The invention is directed to a data exchange system, including a plurality of user terminals using a secret cipher.
The protection of data is playing an increasingly important part in modern data processing and communications systems. The quality of a system with respect to an adequate data protection is critically dependent upon the degree to which one succeeds in making access to the system possible only for authorized persons and, conversely, keeping unauthorized persons locked out with absolute certainty. A simple although not absolutely certain possibility for checking the access authorization to a system is, for example, to use passwords that are only known to the authorized user and that the user can change as often as he desires. Since there is the risk given passwords that unauthorized persons will find them out or hear them, additional protection measures are indispensible. One of these measures, for example, is the encoding and decoding of the transmitted information, a measure that is realizable in data processing systems, among other things, with the assistance of a chip card. With the increasing involvement of the chip card in data processing systems, however, an additional security risk again arises because chip cards can be relatively easily lost. Care must therefore be absolutely exercised to see that the chip card is protected against potential misuse in all instances when lost. The chip card is therefore designed such that the data stored in a protected chip card can only be accessed when the user previously inputs an identifier that is only stored in the chip card, for example, a personal identification number, referred to as a PIN.
A further security barrier can be erected with the assistance of the authentication of the chip card to the system. This authentication prevents an arbitrary subscriber from being authorized to access secret information in the system. A critical precondition for the authentication is a personal feature of the subscriber that cannot be copied. This non-copyable feature of the subscriber is achieved with the assistance of a secret cipher for the encoding and decoding that is known to the two partners, i.e., to the chip card on the one hand and to the system on the other hand, being known, namely, only to these two partners.
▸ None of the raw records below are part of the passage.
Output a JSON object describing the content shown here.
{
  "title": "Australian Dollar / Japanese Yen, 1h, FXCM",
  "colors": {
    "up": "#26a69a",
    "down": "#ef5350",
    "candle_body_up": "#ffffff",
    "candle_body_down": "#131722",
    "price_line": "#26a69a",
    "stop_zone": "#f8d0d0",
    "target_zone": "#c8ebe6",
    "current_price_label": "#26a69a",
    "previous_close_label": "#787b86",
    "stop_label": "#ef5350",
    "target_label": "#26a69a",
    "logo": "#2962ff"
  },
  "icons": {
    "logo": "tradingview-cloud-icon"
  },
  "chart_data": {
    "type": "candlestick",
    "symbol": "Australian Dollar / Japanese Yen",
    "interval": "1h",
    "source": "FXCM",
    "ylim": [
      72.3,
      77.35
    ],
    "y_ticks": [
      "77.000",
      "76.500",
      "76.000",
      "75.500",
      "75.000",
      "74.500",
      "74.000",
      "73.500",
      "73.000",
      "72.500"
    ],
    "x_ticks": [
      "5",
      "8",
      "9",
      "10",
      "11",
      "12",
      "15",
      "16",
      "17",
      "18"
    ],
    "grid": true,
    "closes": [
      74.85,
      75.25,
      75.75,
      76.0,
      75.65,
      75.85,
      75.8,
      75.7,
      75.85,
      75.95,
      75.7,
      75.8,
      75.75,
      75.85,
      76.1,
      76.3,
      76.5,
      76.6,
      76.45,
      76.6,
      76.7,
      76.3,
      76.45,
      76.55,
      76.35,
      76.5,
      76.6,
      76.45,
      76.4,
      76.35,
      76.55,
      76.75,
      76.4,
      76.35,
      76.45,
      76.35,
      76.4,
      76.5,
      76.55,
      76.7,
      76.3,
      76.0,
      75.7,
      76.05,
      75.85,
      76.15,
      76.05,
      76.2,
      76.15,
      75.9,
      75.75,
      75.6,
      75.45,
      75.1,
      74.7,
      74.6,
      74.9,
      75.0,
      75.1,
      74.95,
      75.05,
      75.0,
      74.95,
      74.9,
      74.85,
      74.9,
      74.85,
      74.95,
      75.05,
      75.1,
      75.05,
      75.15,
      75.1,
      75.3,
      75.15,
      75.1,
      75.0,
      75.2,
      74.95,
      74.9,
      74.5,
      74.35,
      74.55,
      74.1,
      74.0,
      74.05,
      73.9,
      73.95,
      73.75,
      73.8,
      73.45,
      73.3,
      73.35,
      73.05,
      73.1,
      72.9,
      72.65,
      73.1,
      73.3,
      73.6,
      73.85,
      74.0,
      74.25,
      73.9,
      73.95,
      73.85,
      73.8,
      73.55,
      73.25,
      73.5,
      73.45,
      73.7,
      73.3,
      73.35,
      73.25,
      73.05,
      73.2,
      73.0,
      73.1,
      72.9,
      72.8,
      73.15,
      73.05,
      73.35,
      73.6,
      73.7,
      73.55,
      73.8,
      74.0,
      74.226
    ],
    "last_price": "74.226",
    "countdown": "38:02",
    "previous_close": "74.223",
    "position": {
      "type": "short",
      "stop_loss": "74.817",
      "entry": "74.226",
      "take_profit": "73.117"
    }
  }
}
In a POS banking system on a chip card basis, it is assumed, for example, that secret data in the cashier terminal are stored in a separate security module, for example, in what is referred to as a security chip card. Given the employment of a symmetrical encoding algorithm, the same, secret terminal cipher must exist in all terminals. This cipher is required in order to calculate a common communication cipher from the card identification number of a customer card. The existence of a universal, secret cipher in the security module or, respectively, in the security chip card of every POS terminal of an overall system, however, is an extremely critical point and, so to speak, the vulnerable location of the system. A number of protective measures have therefore already been considered that make it more difficult to obtain knowledge of a secret, global cipher. According to a first protective measure, a single secret, global cipher K is replaced by a series of n different global ciphers Kl, Kn and, correspondingly, there are different terminal types. Should this cipher potentially become known, thus, the entire system is not jeopardized. However, a customer card must also contain n different ciphers KKl, ..., KKn of which respectively only one is valid at a specific terminal. A second protective measure likewise provides a plurality of ciphers Kl, ..., Kn that are cyclically changed at certain time intervals. For example, a plurality of terminal ciphers Klp, ..., Knp are valid in a certain time phase p. The appertaining customer ciphers KKlp, ..., KKnp, of course, must then be present in a customer chip card.